June 12 (Bloomberg) -- Canadian employer hiring plans fell to their lowest in two years, according to a survey by Manpower Inc., with schools and factories leading the retrenchment.
The share of companies planning to hire over the next quarter exceeded those forecasting cutbacks by 12 percentage points after adjusting for seasonal variations, the Milwaukee-based employment-services firm said in a statement. That’s the lowest share since the third quarter of 2010. Education and non-durable manufacturing recorded the biggest declines in intentions, Manpower said in the report.

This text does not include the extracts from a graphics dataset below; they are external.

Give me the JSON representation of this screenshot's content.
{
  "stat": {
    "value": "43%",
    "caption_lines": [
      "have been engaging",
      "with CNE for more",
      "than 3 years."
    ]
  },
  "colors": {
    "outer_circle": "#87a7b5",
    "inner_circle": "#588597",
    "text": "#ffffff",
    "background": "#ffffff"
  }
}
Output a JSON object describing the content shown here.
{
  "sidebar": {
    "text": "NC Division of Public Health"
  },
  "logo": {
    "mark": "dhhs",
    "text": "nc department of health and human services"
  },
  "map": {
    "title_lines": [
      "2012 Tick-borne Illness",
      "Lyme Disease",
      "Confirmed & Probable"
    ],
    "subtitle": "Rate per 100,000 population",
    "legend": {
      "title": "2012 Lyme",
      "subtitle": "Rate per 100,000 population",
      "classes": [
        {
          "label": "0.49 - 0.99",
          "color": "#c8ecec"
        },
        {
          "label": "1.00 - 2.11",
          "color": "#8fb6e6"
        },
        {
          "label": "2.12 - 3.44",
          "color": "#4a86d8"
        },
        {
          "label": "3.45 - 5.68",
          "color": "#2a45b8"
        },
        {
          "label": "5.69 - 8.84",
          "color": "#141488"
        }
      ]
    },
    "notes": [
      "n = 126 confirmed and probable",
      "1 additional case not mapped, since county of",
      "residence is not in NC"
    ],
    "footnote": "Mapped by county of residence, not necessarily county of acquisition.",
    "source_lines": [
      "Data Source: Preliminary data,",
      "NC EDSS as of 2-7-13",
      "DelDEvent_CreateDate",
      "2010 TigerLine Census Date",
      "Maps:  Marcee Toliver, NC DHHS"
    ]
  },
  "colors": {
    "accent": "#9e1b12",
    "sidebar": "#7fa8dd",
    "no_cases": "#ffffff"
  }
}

Today’s report adds to evidence that Canada’s labor market may be slowing amid concerns that the global outlook is weakening. Employment rose by 7,700 jobs in May, Statistics Canada said June 8 in Ottawa, following gains of 58,200 and 82,300 in the prior two months.
Mining had the best prospects among industries, with an employment outlook of 23 percent, while education had the lowest reading at 1 percent, the report showed.
The net employment outlook for non-durable manufacturers fell to 4 percent from 10 percent the previous quarter, according to the report. The net share of construction companies anticipating a pick-up in hiring fell to 8 percent from 13 percent in the previous quarter.
While the third quarter survey is one of the most “subdued” in more than two years, hiring plans remain positive, according to Manpower.
“Job seekers should maintain confidence in the labor market as employers throughout Canada anticipate the hiring pace will remain upbeat through the summer,” Byrne Luft, a staffing services executive at Manpower Canada, said in the statement.
The survey of 1,900 Canadian employers found 23 percent intended to hire and 5 percent anticipated reductions, giving a net outlook of 18 before seasonal adjustment. The results are accurate within 2.2 percentage points, Manpower said.